Experts sound off on efforts to reform defense acquisition system

Efforts to reform defense acquisition must address the Department of Defense’s (DoD) limited purchasing power and its growing inability to sway commercial technology trends, according to former DoD officials.

A bipartisan effort led by House Armed Services Committee Vice Chairman Rep. Mac Thornberry (R-Texas) and House Armed Services Committee Ranking Member Rep. Adam Smith (D-Wash.) is currently underway to reform the DoD’s acquisition system. Similar efforts in the past, however, have fallen short.

“Defense acquisition reform has a long and distinguished record of failure,” former Pentagon Comptroller Dov Zakheim said. “Ever since Robert McNamara attempted to reform a system that at the time was yielding cost overruns and schedule delays, successive secretaries and deputy secretaries of defense, legislators and congressionally-mandated commissions have proposed changes in the nature of DoD’s management, its organization, its bureaucracy, its processes and its contracting methodology.

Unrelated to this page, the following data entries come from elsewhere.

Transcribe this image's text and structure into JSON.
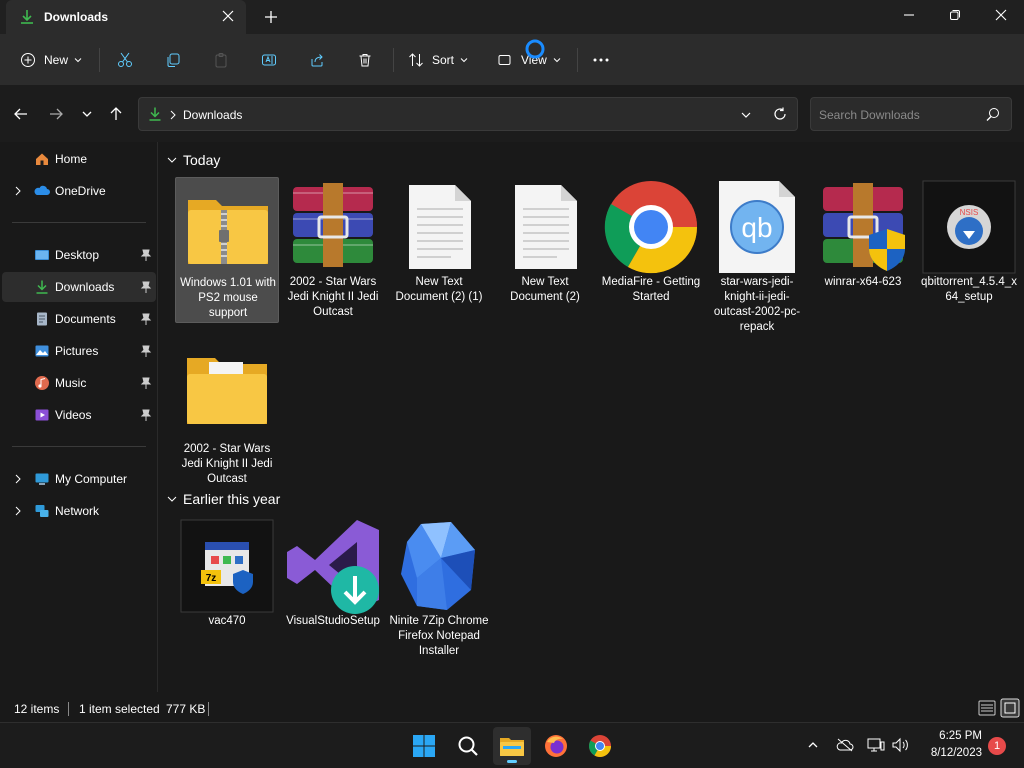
{
  "window": {
    "tab_title": "Downloads"
  },
  "toolbar": {
    "new_label": "New",
    "sort_label": "Sort",
    "view_label": "View"
  },
  "address": {
    "breadcrumb": "Downloads"
  },
  "search": {
    "placeholder": "Search Downloads"
  },
  "sidebar": {
    "items": [
      {
        "label": "Home",
        "icon": "home-icon"
      },
      {
        "label": "OneDrive",
        "icon": "onedrive-icon"
      },
      {
        "label": "Desktop",
        "icon": "desktop-icon"
      },
      {
        "label": "Downloads",
        "icon": "downloads-icon"
      },
      {
        "label": "Documents",
        "icon": "documents-icon"
      },
      {
        "label": "Pictures",
        "icon": "pictures-icon"
      },
      {
        "label": "Music",
        "icon": "music-icon"
      },
      {
        "label": "Videos",
        "icon": "videos-icon"
      },
      {
        "label": "My Computer",
        "icon": "computer-icon"
      },
      {
        "label": "Network",
        "icon": "network-icon"
      }
    ]
  },
  "groups": {
    "today": "Today",
    "earlier": "Earlier this year"
  },
  "files": [
    {
      "name": "Windows 1.01 with PS2 mouse support",
      "icon": "zip-folder-icon"
    },
    {
      "name": "2002 - Star Wars Jedi Knight II Jedi Outcast",
      "icon": "winrar-archive-icon"
    },
    {
      "name": "New Text Document (2) (1)",
      "icon": "text-document-icon"
    },
    {
      "name": "New Text Document (2)",
      "icon": "text-document-icon"
    },
    {
      "name": "MediaFire - Getting Started",
      "icon": "chrome-pdf-icon"
    },
    {
      "name": "star-wars-jedi-knight-ii-jedi-outcast-2002-pc-repack",
      "icon": "qbittorrent-file-icon"
    },
    {
      "name": "winrar-x64-623",
      "icon": "winrar-installer-icon"
    },
    {
      "name": "qbittorrent_4.5.4_x64_setup",
      "icon": "nsis-installer-icon"
    },
    {
      "name": "2002 - Star Wars Jedi Knight II Jedi Outcast",
      "icon": "folder-icon"
    },
    {
      "name": "vac470",
      "icon": "7zip-installer-icon"
    },
    {
      "name": "VisualStudioSetup",
      "icon": "visual-studio-installer-icon"
    },
    {
      "name": "Ninite 7Zip Chrome Firefox Notepad Installer",
      "icon": "ninite-icon"
    }
  ],
  "status": {
    "item_count": "12 items",
    "selection": "1 item selected",
    "size": "777 KB"
  },
  "taskbar": {
    "time": "6:25 PM",
    "date": "8/12/2023",
    "notifications": "1"
  },
  "colors": {
    "accent": "#60cdff",
    "folder_yellow": "#f8c744",
    "selection_bg": "#4c4c4c"
  }
}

And still programs overrun, and still schedules slip, and still there are cancellations.”

Bipartisan support for the current effort to reform the acquisition system is promising, Zakheim said, but the legislation must focus on training and the need for DoD leadership in order to achieve success.

Former Deputy Under Secretary of Defense of Industrial Policy William Greenwalt said the reforms must also address the DoD’s diminished purchasing power and growing inability to sway technology trends.

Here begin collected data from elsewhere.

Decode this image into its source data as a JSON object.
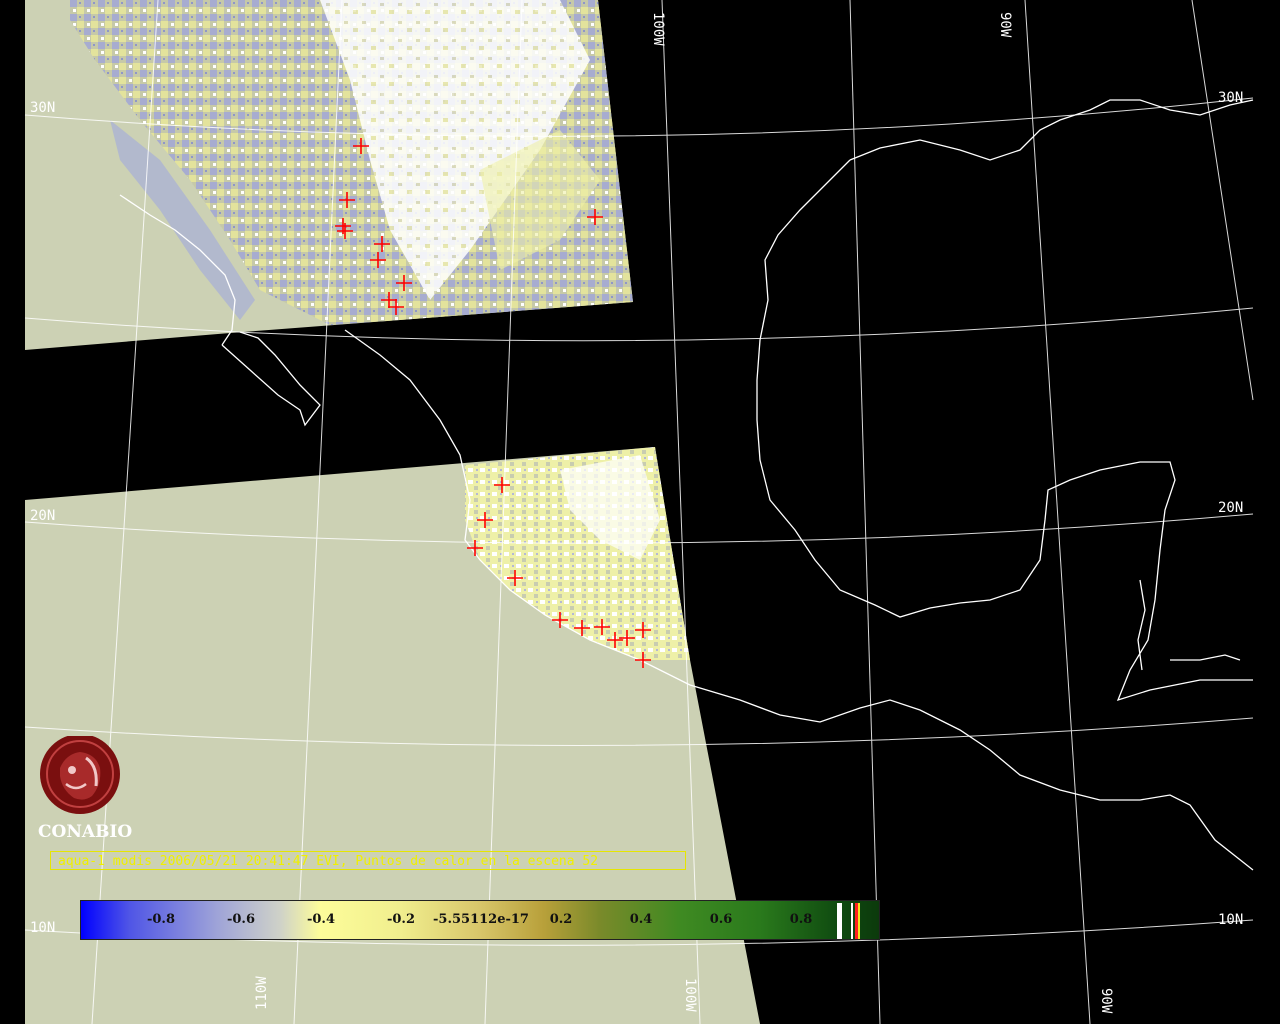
{
  "caption": {
    "text": "aqua-1 modis 2006/05/21 20:41:47 EVI, Puntos de calor en la escena 52"
  },
  "logo": {
    "label": "CONABIO",
    "icon": "conabio-logo"
  },
  "grid_labels": {
    "lat_30_left": "30N",
    "lat_30_right": "30N",
    "lat_20_left": "20N",
    "lat_20_right": "20N",
    "lat_10_left": "10N",
    "lat_10_right": "10N",
    "lon_100_top": "100W",
    "lon_90_top": "90W",
    "lon_110_bottom": "110W",
    "lon_100_bottom": "100W",
    "lon_90_bottom": "90W"
  },
  "colorbar": {
    "ticks": [
      "-0.8",
      "-0.6",
      "-0.4",
      "-0.2",
      "-5.55112e-17",
      "0.2",
      "0.4",
      "0.6",
      "0.8"
    ],
    "colors": {
      "low": "#0000ff",
      "mid_low": "#b0b4d8",
      "zero": "#fdfd9a",
      "mid_high": "#b8a03a",
      "high": "#2f8a1e",
      "top": "#0e3a0e"
    }
  },
  "colors": {
    "ocean_fill": "#ccd1b4",
    "land_dry": "#ecec9e",
    "land_veg": "#9fa7d2",
    "cloud": "#ffffff",
    "fire_marker": "#ff0000",
    "grid": "#ffffff",
    "caption_text": "#f0f000",
    "logo": "#7a0f0f"
  },
  "fire_count": 52
}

“Potential adversaries may understand the implications of these trends better than DoD does, so the risks are great if we don’t get reform right,” Greenwalt said. “Reps. Thornberry and Smith bring a considerable amount of senior-level experience to the table to address many of these challenges and foster real change. Past successful acquisition reform has been bipartisan, so much can be done by these two members working together.”

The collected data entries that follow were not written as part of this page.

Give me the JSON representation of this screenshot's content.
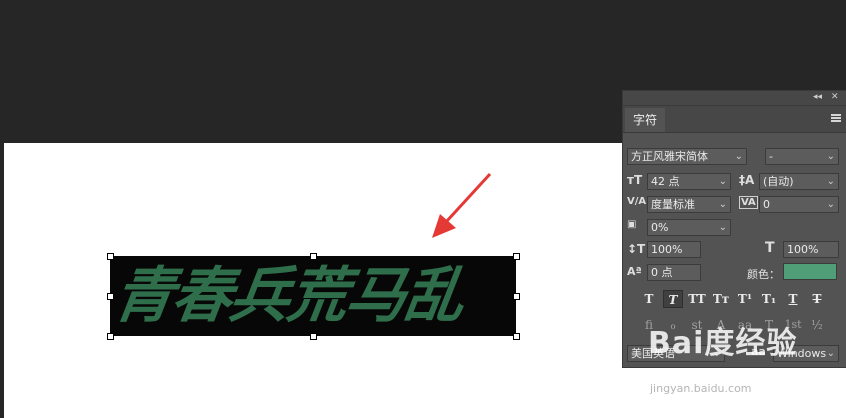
{
  "canvas": {
    "text_layer": "青春兵荒马乱",
    "text_color": "#2f6e4b",
    "bg_color": "#070707"
  },
  "panel": {
    "tab": "字符",
    "collapse_glyph": "◂◂",
    "close_glyph": "✕",
    "font_family": "方正风雅宋简体",
    "font_style": "-",
    "font_size": "42 点",
    "leading": "(自动)",
    "kerning": "度量标准",
    "tracking": "0",
    "tsume": "0%",
    "vertical_scale": "100%",
    "horizontal_scale": "100%",
    "baseline_shift": "0 点",
    "color_label": "颜色：",
    "color_value": "#4f9e78",
    "style_buttons": [
      "T",
      "T",
      "TT",
      "Tт",
      "T¹",
      "T₁",
      "T",
      "T"
    ],
    "opentype_buttons": [
      "fi",
      "ℴ",
      "st",
      "A",
      "aa",
      "T",
      "1st",
      "½"
    ],
    "language": "美国英语",
    "antialias": "Windows"
  },
  "watermark": {
    "logo": "Bai度经验",
    "url": "jingyan.baidu.com"
  }
}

Former Sen. Alan Simpson (R-Wyo.) said the rapid growth of military entitlements could be a major obstacle facing defense acquisition, and meaningful reforms.

“In fiscal year 2013, the federal government spent more for military retirement and health care benefits ($143 billion) than it did for procurement ($110 billion),” Simpson said. “Most Americans – and veterans like me – would agree we should provide generous benefits for those who serve. Yet this level of benefits is unsustainable.”